= Ashwood University =

Diploma mill in Pakistan

Ashwood University is a diploma mill in Pakistan. It claims to award academic degrees based on "life experience." Ashwood University is not accredited by any recognised accreditation body. As such, its degrees may not be acceptable to employers or other institutions, and use of degree titles may be restricted or illegal in some jurisdictions.

== Recognition and accreditation status ==

The website "onlinelearning101" lists Ashwood University among examples of degree mills, and suggests that the name was selected because it "sounds like the very reputable Ashford University." Degree mills have been dubbed by John Bear, an ex-FBI consultant, as a "huge crime wave...and almost no one has noticed."

The Oregon State Office of Degree Authorization states that Oregon "has no evidence that this is an accredited or otherwise acceptable provider of postsecondary education meeting Oregon standards." The location of the organization's offices is not known with certainty; no address is given on the website or the whois record; a 2003 Usenet posting indicated that the company is based in a California strip mall, but all diplomas are mailed from Pakistan or Dubai, United Arab Emirates. It has been listed as a diploma mill by the American Association of Collegiate Registrars and Admissions Officers.

== Incidents of fraudulent degrees ==
In a 2008 article in the Chicago Tribune, a reporter described his experience obtaining a series of "bogus academic credentials" from Ashwood, including a "Doctorate Degree in Medicine & Surgery." He wrote: "All I have to do is persuade my editors to pay $699 'tuition,' including a $75 surcharge guaranteeing me a 4.0 grade-point average."

Several journalists and entertainers have publicized their experiences when they applied for and received bogus credentials from Ashwood in order to investigate its practices.

Television producer Tom Kenny won an Ohio Valley Regional Emmy Award (Service News Story - Consumer/Financial) in 2005 for his documentary on online diploma mills entitled, "Degrees of Deception." During his research for the documentary, Kenny bought a degree from Ashwood University; he chose a degree in aerospace engineering, a field he knew nothing about. The diploma he received had been sent from Pakistan.

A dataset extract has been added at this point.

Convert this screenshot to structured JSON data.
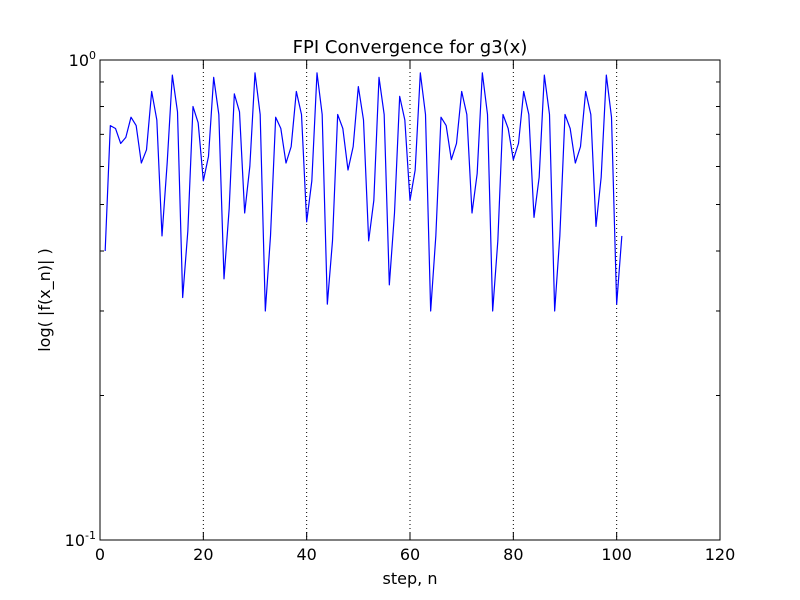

In 2008, news media reported that the recipient of a doctorate degree from Ashwood University had resigned from her position with the Tacoma, Washington, school district amid an investigation into her use of that degree to obtain a promotion. School district officials said she had resigned due to personal issues.
In 2010, the principal of Sir J. J. College of Architecture, Rajan Lakule resigned from his position as it was discovered that he had a doctorate degree from Ashwood University.

An Australian satirical TV program, The Chaser's War on Everything, reported receiving a medical diploma from Ashwood University in the name of a dog named Sonny. The diploma, displayed on the program, was issued one week after they paid 450 dollars. The presenters claim that in the "life experience" part of the application for the diploma, they listed "has eaten out of hospital rubbish bin for 5 years (35 dog years) ... has significant proctology experience sniffing other dog's bums." The academic transcript, reportedly given together with the diploma and shown on TV, listed that the dog received grades of A in "Immunology," "Zoo Preceptorship," and "Medical Bacteriology" and an A− grade in "Oral Communication and Presentation Skills."

In 2012, the Serbian magazine Novi magazin reported the discovery that the dean of the Faculty of Medicine of the University of Niš claimed a degree in medicine from Ashwood University, whose degrees it described as "worthless".

==Connections==
Affordable Degrees (affordabledegrees.com), Belford University, Rochville University, and Speedy Degrees (speedydegrees.com), are operated by the same people. Other sources link speedydegrees.com to Ashwood University.

The World Online Education Accrediting Commission (WOEAC), which lists this particular university as accredited, is itself not recognized or accredited by the United States Department of Education or the Council for Higher Education Accreditation.